En conclusion, l’entreprise de revalorisation symbolique des métiers de l’aide à domicile, fortement présente au sein du programme « I-Mano » et plus largement dans les discours des pouvoirs publics, rejoint la conceptualisation d’un nouveau secteur dit du « care ». La définition de Joan Tronto la plus communément admise désigne l’ensemble des activités orientées vers le soin à autrui (Tronto, 2009), dans une symbolique résolument positive de ces activités : le souci d’autrui étant source d’épanouissement, de sens au travail, d’utilité… Les services à la personne, certains services sociaux ou encore les soins infirmiers viendraient donc constituer ces métiers du » care ». Le collectif l’Humain d’Abord milite d’ailleurs pour la création d’un secteur du « prendre soin » parallèlement au secteur du « soin ». Pourtant, cette entreprise de revalorisation symbolique du métier d’aide à domicile, émanant plutôt des catégories socioprofessionnelles moyennes-supérieures, pourrait se confronter aux diverses incarnations du métier par les professionnelles de terrain : Christelle Avril a montré comment l’aspect « social » et relationnel du métier pouvait être rejeté par une partie des professionnelles désirant mettre à distance l’implication morale de la prise en charge des plus dépendants :
Or les femmes diplômées qui les encadrent considèrent que seul cet aspect relationnel pourrait permettre aux aides à domicile de donner du sens et de la valeur à leur travail.
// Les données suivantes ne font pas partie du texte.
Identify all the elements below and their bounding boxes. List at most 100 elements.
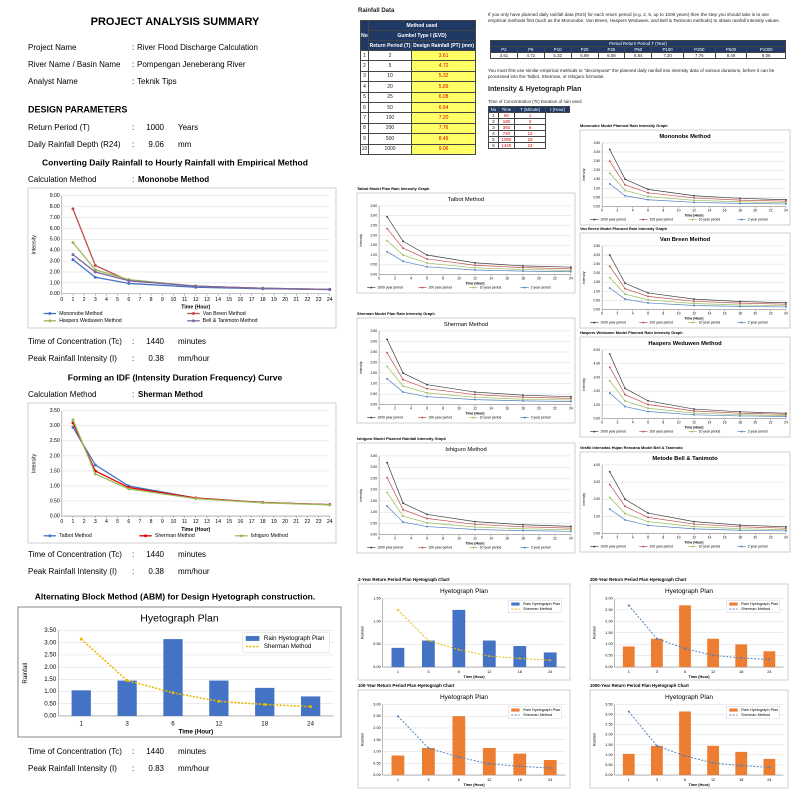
point <box>569 530 572 533</box>
x-tick-label: 11 <box>182 519 187 525</box>
legend-label: 1000 year period <box>600 429 626 433</box>
x-tick-label: 13 <box>204 297 210 303</box>
bar <box>482 748 496 776</box>
x-tick-label: 2 <box>394 406 396 410</box>
x-tick-label: 8 <box>442 276 444 280</box>
y-tick-label: 3.50 <box>370 204 377 208</box>
chart-title: Sherman Method <box>444 322 488 328</box>
legend-marker <box>593 218 596 221</box>
legend-label: 2 year period <box>748 217 768 221</box>
point <box>693 520 695 523</box>
series-line <box>386 492 571 531</box>
x-tick-label: 4 <box>105 297 108 303</box>
point <box>739 529 741 532</box>
y-tick-label: 2.00 <box>370 360 377 364</box>
bar <box>163 639 183 716</box>
header-cell: Gumbel Type I (EVD) <box>367 30 477 41</box>
legend-label: Sherman Method <box>523 607 552 611</box>
point <box>474 398 476 401</box>
point <box>474 269 476 271</box>
x-tick-label: 18 <box>738 208 742 212</box>
y-tick-label: 4.00 <box>593 463 600 467</box>
x-tick-label: 13 <box>204 519 210 525</box>
point <box>386 505 389 508</box>
legend-marker <box>740 430 743 433</box>
x-tick-label: 12 <box>692 535 696 539</box>
series-line <box>386 240 571 271</box>
x-tick-label: 21 <box>293 519 299 525</box>
x-tick-label: 1 <box>628 670 630 674</box>
chart-title: Haspers Weduwen Method <box>648 341 722 347</box>
legend-marker <box>691 545 694 548</box>
y-tick-label: 8.00 <box>50 204 60 210</box>
point <box>647 295 649 298</box>
point <box>386 365 389 368</box>
point <box>569 266 572 269</box>
point <box>739 524 741 527</box>
legend-label: Ishiguro Method <box>251 533 288 539</box>
point <box>624 512 627 515</box>
y-tick-label: 0.00 <box>370 273 377 277</box>
chart-caption: 2-Year Return Period Plan Hyetograph Cha… <box>358 577 450 582</box>
point <box>488 655 491 658</box>
x-tick-label: 6 <box>647 311 649 315</box>
point <box>569 267 572 270</box>
y-tick-label: 1.00 <box>370 510 377 514</box>
y-tick-label: 2.50 <box>605 608 612 612</box>
point <box>647 407 649 410</box>
x-tick-label: 16 <box>723 208 727 212</box>
cell: 5.89 <box>411 81 476 93</box>
point <box>457 648 460 651</box>
x-tick-label: 24 <box>548 778 552 782</box>
y-tick-label: 2.50 <box>50 438 60 444</box>
x-tick-label: 6 <box>647 420 649 424</box>
x-tick-label: 6 <box>647 208 649 212</box>
x-tick-label: 22 <box>553 536 557 540</box>
legend-label: 1000 year period <box>600 217 626 221</box>
point <box>768 658 771 661</box>
param-value: 9.06 <box>148 140 164 149</box>
cell: 5 <box>367 60 413 72</box>
x-tick-label: 10 <box>677 208 681 212</box>
result-label: Peak Rainfall Intensity (I) <box>28 764 117 773</box>
legend-label: Sherman Method <box>155 533 195 539</box>
x-tick-label: 0 <box>378 536 380 540</box>
y-tick-label: 0.00 <box>605 665 612 669</box>
y-tick-label: 2.00 <box>605 733 612 737</box>
point <box>784 525 787 528</box>
x-tick-label: 8 <box>150 519 153 525</box>
point <box>647 403 649 406</box>
chart-frame <box>356 442 576 554</box>
point <box>739 302 741 305</box>
legend-marker <box>691 430 694 433</box>
bar <box>421 748 435 776</box>
section-title: Forming an IDF (Intensity Duration Frequ… <box>68 372 283 382</box>
y-tick-label: 4.00 <box>50 248 60 254</box>
cell: 4.72 <box>516 52 545 59</box>
series-line <box>609 497 786 531</box>
x-tick-label: 2 <box>394 536 396 540</box>
point <box>608 160 611 163</box>
point <box>624 287 627 290</box>
x-tick-label: 8 <box>662 420 664 424</box>
point <box>608 182 611 185</box>
x-tick-label: 10 <box>171 297 177 303</box>
point <box>396 715 399 718</box>
point <box>784 304 787 307</box>
series-line <box>609 508 786 532</box>
y-tick-label: 2.50 <box>373 714 380 718</box>
x-tick-label: 0 <box>601 311 603 315</box>
point <box>402 521 405 524</box>
chart: Hyetograph Plan 0.00 0.50 1.00 1.50 2.00 2.50 3… <box>17 606 342 738</box>
point <box>693 410 695 412</box>
point <box>402 240 405 243</box>
legend-label: 2 year period <box>531 415 551 419</box>
y-axis-label: Intensity <box>582 271 586 284</box>
x-tick-label: 12 <box>487 670 491 674</box>
point <box>768 766 771 769</box>
cell: 20 <box>367 81 413 93</box>
legend-label: 1000 year period <box>600 320 626 324</box>
period-table: Period Return Period T (Year) P2 P5 P10 P20 P… <box>490 40 786 59</box>
x-tick-label: 20 <box>753 420 757 424</box>
point <box>426 521 428 524</box>
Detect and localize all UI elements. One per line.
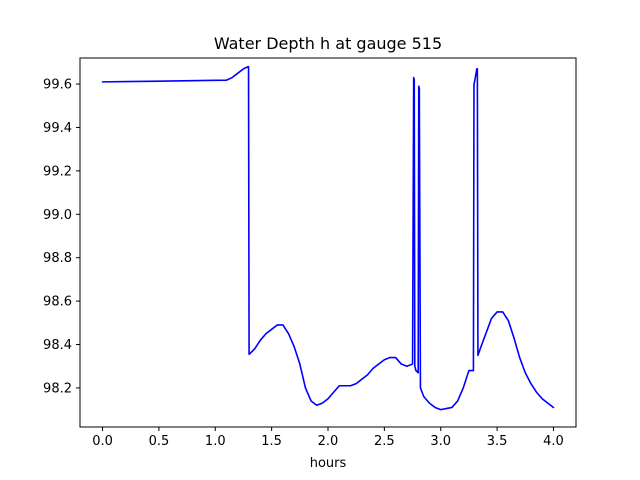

Il semble bien que ces aides à domicile développent et partagent une conception autonome de la définition de leur travail, contre un pôle diplômé des classes moyennes-supérieures (Avril, 2014 : 18).
Cette entreprise de revalorisation symbolique aura donc-t-elle prise sur ces professionnelles, en dehors de toute revalorisation salariale ou matérielle ? C’est l’un des enjeux de recherche de cette thèse.